Kubernetes Cluster Architecture

https://hacksheets.in/kubernetes-cluster-architecture/

A Kubernetes cluster is a set of node machines for running containerized applications. If you’re running Kubernetes, you’re running a cluster.

A master node is a node which controls and manages a set of worker nodes (workloads runtime) and resembles a cluster in Kubernetes. A master node has the following components to help manage worker nodes:

  • Kube-APIServer, which acts as the frontend to the cluster. All external communication to the cluster is via the API-Server.
  • Kube-Controller-Manager, which runs a set of controllers for the running cluster. The controller-manager implements governance across the cluster.
  • Etcd, the cluster state database. Configuration data and information about the state of the cluster lives in etcd, a key-value store database. Fault-tolerant and distributed, etcd is designed to be the ultimate source of truth about your cluster.
  • Kube Scheduler, which schedules activities to the worker nodes based on events occurring on the etcd. It also holds the nodes resources plan to determine the proper action for the triggered event. For example the scheduler would figure out which worker node will host a newly scheduled POD.

Nodes: A Kubernetes cluster needs at least one compute node, but will normally have many. Pods are scheduled and orchestrated to run on nodes. Need to scale up the capacity of your cluster? Add more nodes.

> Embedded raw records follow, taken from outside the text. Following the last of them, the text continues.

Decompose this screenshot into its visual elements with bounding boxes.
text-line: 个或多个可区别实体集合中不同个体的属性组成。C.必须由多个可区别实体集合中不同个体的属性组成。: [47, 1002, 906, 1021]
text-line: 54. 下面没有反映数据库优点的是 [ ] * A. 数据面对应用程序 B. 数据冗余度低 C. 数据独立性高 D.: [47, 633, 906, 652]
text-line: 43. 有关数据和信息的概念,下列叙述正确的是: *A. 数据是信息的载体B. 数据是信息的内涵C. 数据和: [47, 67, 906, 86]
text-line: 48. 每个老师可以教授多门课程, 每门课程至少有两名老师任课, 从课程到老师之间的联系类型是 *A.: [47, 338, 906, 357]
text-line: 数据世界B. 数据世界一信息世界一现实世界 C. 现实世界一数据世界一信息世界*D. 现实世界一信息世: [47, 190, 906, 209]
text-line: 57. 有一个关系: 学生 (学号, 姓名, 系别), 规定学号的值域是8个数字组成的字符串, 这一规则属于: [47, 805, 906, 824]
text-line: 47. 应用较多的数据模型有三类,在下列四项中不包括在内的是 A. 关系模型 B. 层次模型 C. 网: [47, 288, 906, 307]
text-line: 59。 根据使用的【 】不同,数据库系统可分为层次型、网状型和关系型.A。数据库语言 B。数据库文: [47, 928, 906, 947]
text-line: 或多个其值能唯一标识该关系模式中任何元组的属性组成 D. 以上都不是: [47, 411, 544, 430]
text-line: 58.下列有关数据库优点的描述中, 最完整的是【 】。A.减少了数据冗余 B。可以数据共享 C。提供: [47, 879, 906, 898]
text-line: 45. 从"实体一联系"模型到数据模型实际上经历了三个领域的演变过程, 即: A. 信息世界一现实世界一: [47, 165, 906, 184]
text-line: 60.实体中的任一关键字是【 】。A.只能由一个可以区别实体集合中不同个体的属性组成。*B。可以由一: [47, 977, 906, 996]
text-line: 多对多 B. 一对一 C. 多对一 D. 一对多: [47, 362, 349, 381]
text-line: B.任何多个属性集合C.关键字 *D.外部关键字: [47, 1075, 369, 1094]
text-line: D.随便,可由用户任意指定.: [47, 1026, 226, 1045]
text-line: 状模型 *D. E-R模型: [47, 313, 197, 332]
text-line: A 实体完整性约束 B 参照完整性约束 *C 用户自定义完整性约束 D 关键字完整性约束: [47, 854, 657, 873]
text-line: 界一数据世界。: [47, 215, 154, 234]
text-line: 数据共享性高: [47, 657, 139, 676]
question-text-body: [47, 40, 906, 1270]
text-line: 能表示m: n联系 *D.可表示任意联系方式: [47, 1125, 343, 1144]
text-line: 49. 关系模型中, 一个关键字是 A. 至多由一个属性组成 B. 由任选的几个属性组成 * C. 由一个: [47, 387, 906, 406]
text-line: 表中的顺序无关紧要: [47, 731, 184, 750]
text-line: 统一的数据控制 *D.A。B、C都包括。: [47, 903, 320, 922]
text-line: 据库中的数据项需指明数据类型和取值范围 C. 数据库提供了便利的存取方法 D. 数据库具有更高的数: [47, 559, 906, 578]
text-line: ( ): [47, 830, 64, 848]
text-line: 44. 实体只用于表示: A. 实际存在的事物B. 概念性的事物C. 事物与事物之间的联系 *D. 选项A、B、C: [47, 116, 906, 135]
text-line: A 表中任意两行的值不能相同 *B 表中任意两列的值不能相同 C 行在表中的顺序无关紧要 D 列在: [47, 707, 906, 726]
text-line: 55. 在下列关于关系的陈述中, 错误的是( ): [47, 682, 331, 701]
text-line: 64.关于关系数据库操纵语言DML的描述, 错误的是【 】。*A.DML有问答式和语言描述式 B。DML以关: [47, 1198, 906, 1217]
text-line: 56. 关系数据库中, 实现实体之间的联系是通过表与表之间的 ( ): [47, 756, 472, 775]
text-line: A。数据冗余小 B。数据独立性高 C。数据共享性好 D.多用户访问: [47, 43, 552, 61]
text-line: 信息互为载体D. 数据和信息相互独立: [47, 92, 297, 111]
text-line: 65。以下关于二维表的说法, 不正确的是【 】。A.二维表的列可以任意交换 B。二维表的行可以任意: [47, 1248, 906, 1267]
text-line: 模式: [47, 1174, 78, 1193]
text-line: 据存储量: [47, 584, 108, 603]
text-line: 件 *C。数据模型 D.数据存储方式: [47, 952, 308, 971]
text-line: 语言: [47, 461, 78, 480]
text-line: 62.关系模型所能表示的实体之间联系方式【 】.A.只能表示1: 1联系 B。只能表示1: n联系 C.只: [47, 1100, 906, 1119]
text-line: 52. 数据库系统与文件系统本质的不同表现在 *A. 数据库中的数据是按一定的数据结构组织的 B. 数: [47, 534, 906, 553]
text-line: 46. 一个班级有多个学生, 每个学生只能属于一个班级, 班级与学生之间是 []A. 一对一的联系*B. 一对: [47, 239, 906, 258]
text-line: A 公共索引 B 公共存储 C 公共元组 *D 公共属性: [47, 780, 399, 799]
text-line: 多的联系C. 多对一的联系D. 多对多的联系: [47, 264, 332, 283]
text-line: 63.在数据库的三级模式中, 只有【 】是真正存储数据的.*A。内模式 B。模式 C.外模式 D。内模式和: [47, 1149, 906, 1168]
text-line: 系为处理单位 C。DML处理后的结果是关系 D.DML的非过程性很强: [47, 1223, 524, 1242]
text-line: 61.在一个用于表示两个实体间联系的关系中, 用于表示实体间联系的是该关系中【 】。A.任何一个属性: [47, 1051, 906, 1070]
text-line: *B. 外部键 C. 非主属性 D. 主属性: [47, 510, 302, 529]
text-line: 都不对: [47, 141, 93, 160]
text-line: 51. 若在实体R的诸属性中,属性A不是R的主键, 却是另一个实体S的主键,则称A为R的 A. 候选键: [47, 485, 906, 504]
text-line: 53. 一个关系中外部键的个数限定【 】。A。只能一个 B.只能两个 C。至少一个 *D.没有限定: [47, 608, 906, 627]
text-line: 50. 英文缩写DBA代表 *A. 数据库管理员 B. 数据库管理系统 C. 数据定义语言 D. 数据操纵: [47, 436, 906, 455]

Pods: A pod is the smallest and simplest unit in the Kubernetes object model. It represents a single instance of an application. Each pod is made up of a container or a series of tightly coupled containers, along with options that govern how the containers are run. Pods can be connected to persistent storage in order to run stateful applications.

Container runtime engine: To run the containers, each compute node has a container runtime engine. Docker is one example, but Kubernetes supports other Open Container Initiative-compliant runtimes as well, such as rkt and CRI-O.

kubelet: Each compute node contains a kubelet, a tiny application that communicates with the control plane. The kublet makes sure containers are running in a pod. When the control plane needs something to happen in a node, the kubelet executes the action.

kube-proxy: Each compute node also contains kube-proxy, a network proxy for facilitating Kubernetes networking services. The kube-proxy handles network communications inside or outside of your cluster — relying either on your operating system’s packet filtering layer, or forwarding the traffic itself.